Adriana Ferreira apresenta Goo, do Sonic Youth
Adriana Ferreira Silva é jornalista e atua como editora sênior, responsável pela editoria de cultura e pelo site da revista Marie Claire
Como um videoclipe transformou o Sonic Youth na banda que embalou meus sonhos musicais
Tudo começou graças a um videoclipe. Era início da década de 1990, a MTV tinha acabado de chegar ao Brasil e muitas de nossas tardes e noites eram dedicadas a ver, gravar e rever os clipes de bandas que amávamos. Naquela época, por meio período, eu era vendedora na Velvet, uma loja de discos super cool (pelo menos, eu acho ;-)) que existe até hoje, numa das galerias da Rua 24 de Maio, no centro de São Paulo. Por causa do trabalho, minhas bandas preferidas mudavam à medida que fazia descobertas — aos 15 anos, cercada de vinis, fitas cassete e CDs, havia muito a descobrir. A televisão, por sua vez, dava formas, cores e texturas a essas sonoridades.

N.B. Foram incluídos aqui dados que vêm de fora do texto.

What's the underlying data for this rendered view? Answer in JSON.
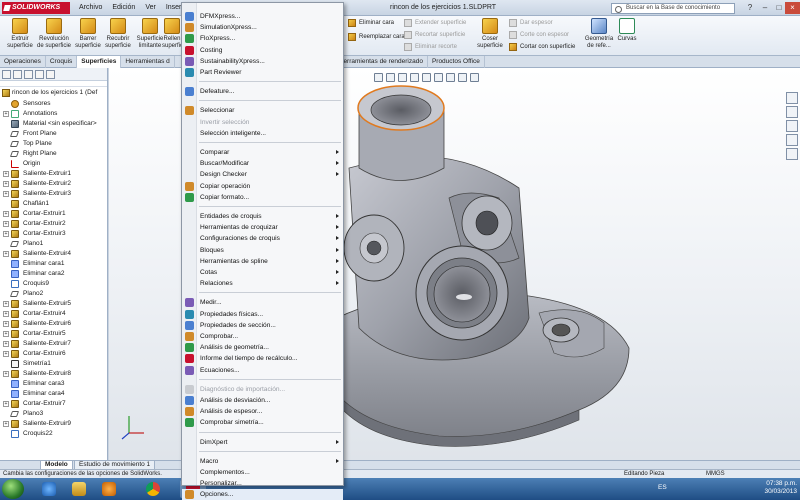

Na Velvet, comecei a ouvir Sonic Youth por Daydream Nation, um disco experimental, difícil, que me apresentou às primeiras distorções de guitarra. Mas por mais instigante que ele parecesse (ou os outros singles do Sonic, que apareciam ali e sumiam, como relíquias), nada se igualou à primeira vez que escutei (ou melhor, assisti) Goo, LP que a banda lançou em 1990. O álbum saiu ao mesmo tempo que a recém-chegada MTV passou a exibir o videoclipe de uma das faixas, Dirty Boots. Foi um choque: de repente, estavam reunidos naquele vídeo todos os ingredientes que faziam de nossa adolescência grunge um mundo de sonhos, que tentávamos realizar no porão de inferninhos underground como o finado espaço Retrô, no centro paulistano.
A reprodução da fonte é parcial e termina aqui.